Bishops who thought they knew better than the experts did or didn’t do whatever they wanted.

But I suggest that the Catholic clerical culture goes deeper than this faulty action or inaction. There are at least two interconnected factors that contribute to this dominating and damaging culture: a sense of brotherhood and loyalty among the clergy, which coincides with a reliance on canon law as opposed to criminal law.

The culture that thrives in a male-dominated seminary and priesthood normally includes a bonding, a brotherhood that values loyalty to each other. The shared experience during formative years and reinforced through the unique life of priesthood generates a camaraderie and a network of relationships that creates emotional ties designed to support one another. This sense of brotherhood is most evident in the relationships among priests from their own generation and personally known.
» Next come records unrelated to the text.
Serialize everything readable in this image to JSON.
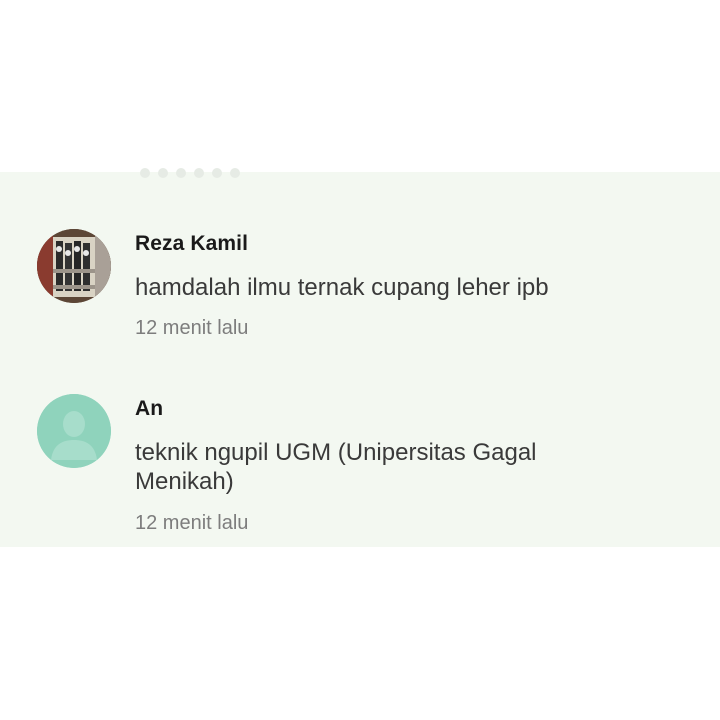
{
  "comments": [
    {
      "author": "Reza Kamil",
      "text": "hamdalah ilmu ternak cupang leher ipb",
      "time": "12 menit lalu",
      "avatar": "photo-avatar"
    },
    {
      "author": "An",
      "text": "teknik ngupil UGM (Unipersitas Gagal Menikah)",
      "time": "12 menit lalu",
      "avatar": "default-user-avatar-icon"
    }
  ],
  "colors": {
    "panel_background": "#f3f8f1",
    "default_avatar": "#8fd3bc",
    "author_text": "#1a1a1a",
    "body_text": "#3a3a3a",
    "time_text": "#7d7d7d"
  }
}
Loyalty to one another is a valued side-effect of this shared experience. It is an unspoken acceptance that there is a bond among those who have walked the same path to adulthood and who share the same generic and unique life style of a priest. Similar to the “code of silence” attributed to law enforcement personnel, or the bonding that occurs among the military, priests and bishops are conditioned to defend their friends, and their clerical caste system. With this mindset, a sex abusing priest is still a priest and deserves protection and loyalty from brother priests and bishops.
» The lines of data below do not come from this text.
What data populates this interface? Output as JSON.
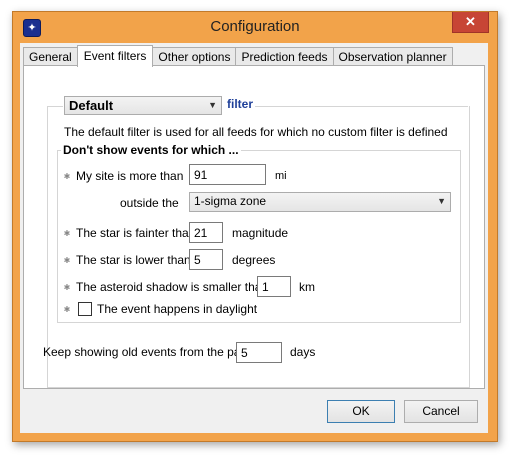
{
  "window": {
    "title": "Configuration",
    "close_symbol": "✕"
  },
  "tabs": [
    {
      "label": "General"
    },
    {
      "label": "Event filters"
    },
    {
      "label": "Other options"
    },
    {
      "label": "Prediction feeds"
    },
    {
      "label": "Observation planner"
    }
  ],
  "active_tab": "Event filters",
  "filter": {
    "selected": "Default",
    "suffix": "filter",
    "description": "The default filter is used for all feeds for which no custom filter is defined"
  },
  "group": {
    "title": "Don't show events for which ...",
    "site": {
      "label": "My site is more than",
      "value": "91",
      "unit": "mi"
    },
    "outside": {
      "label": "outside the",
      "selected": "1-sigma zone"
    },
    "fainter": {
      "label": "The star is fainter than",
      "value": "21",
      "unit": "magnitude"
    },
    "lower": {
      "label": "The star is lower than",
      "value": "5",
      "unit": "degrees"
    },
    "shadow": {
      "label": "The asteroid shadow is smaller than",
      "value": "1",
      "unit": "km"
    },
    "daylight": {
      "label": "The event happens in daylight",
      "checked": false
    }
  },
  "keep": {
    "label": "Keep showing old events from the past",
    "value": "5",
    "unit": "days"
  },
  "buttons": {
    "ok": "OK",
    "cancel": "Cancel"
  },
  "colors": {
    "frame": "#f2a34a",
    "close": "#c74535",
    "accent": "#1e3f99"
  }
}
This spontaneous thinking goes further. When a priest is accused of sex abuse, the treatment, care, understanding, and forgiveness needed for the priest is best delivered within the clerical culture since outside that culture there is little understanding and less forgiveness. The mistaken belief is that only those who have experienced seminary and priesthood can really relate to those who have deviated from the acceptable standards of behavior.

It is no wonder that in dealing with the sex offender the reflex guidance to the problem is to resort to canon law rather than civil or criminal law. There is a presumption that church law is superior to civil law. The mindset here is that the Church has policies and procedures that implement the gospel. Love God, love your neighbor, follow canon law and the current catechism, and you don’t need civil or criminal law for these kinds of issues. When someone sins, the Church will handle it internally – and better. Confession and the sacrament of Reconciliation is better than a criminal arrest, trial and jail. This approach not only protects the image of the church but is better for the priest as well. And satisfactory “arrangements” can be made for the victims. The inevitable consequence of this mindset rejects a primary role for the civil justice system to investigate and prosecute criminal behavior, like sex-abusing priests and cover-up bishops. The sacrament of Reconciliation becomes a forgiveness palliative. This thought pattern existed for centuries, and still lingers.

A change in thinking is needed to address this church protectionist aspect of the clerical culture. The fear of false allegations is real (more on that in a future article) but an initial focus on the presumed victims must be the first reaction. Complete involvement in the whole process by the laity, including women, is essential (more on that topic in another further article also).

This reverse thinking is a prerequisite for reformative and lasting action. It is not enough to replace priests and bishops with “better” priests and bishops. The cultural structures are too ingrained.

In any effective, revised clerical structure and set of presumptions, protecting the church is achieved by protecting the children, not by hiding the victims.